Noel had a close relationship with her hometown children's museum, The Children's Museum of Indianapolis. She produced art for museum posters and painted several objects from the institution's collections. A Noel artwork has been displayed in the museum's Broad Ripple Park Carousel gallery for several years. After her death in 2020, the museum worked together with her children to create an exhibition, The Paintings of N.A. Noël, which ran from November 13, 2021, to January 9, 2022. The exhibit included more than 40 of Noel's artworks, alongside several of the original collections objects depicted in her work, and a recreation of her artist's studio, with interactive stations for children to produce their own art.

In her lifetime, Noel painted over 1,000 original works. She published 8 books, and sold millions of prints of her works. Her works have been collected by many notable owners, such as Mikhail Gorbachev and Oprah Winfrey. Throughout the 1990s, Noel's prints had more sales in the United States than Pablo Picasso.
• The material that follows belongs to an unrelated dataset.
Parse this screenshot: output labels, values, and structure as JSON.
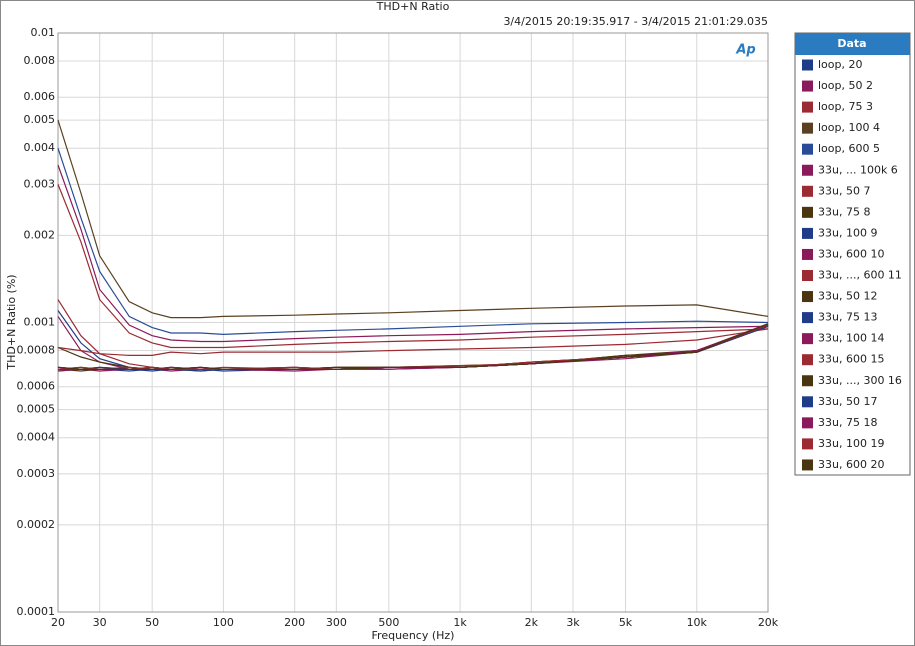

She became one of the first commercial artists to take out magazine ads for her works.

In 2005, Noel purchased an old Victorian church on Main Street in Zionsville, and renovated it into an art gallery that holds her full collection of work, which she called The Sanctuary. In 2015, Noel put The Sanctuary up for sale, and began considering moving gallery operations to Aspen, Colorado or New York City.

== Personal life ==
Noel and former husband, real estate developer Gerald Kosene, had two sons, Michael and filmmaker Alex Kosene. For many years, Noel operated an animal farm at her home in Zionsville, Indiana, where she raised many animals, including horses and llamas, which were often subjects of her works. She and her fiancé, painter and former marine George Mast, hosted events at the farm for children and adults with special needs.

Noel died of cancer at the age of 74 on August 16, 2020. Noel's sons, with her friend and business manager Kathy Pierle, keep her studio and philanthropy interests active.

== Philanthropic work ==
Nancy Noel was a philanthropist. She sponsored a preschool in Inbuto, Kenya that is named after her.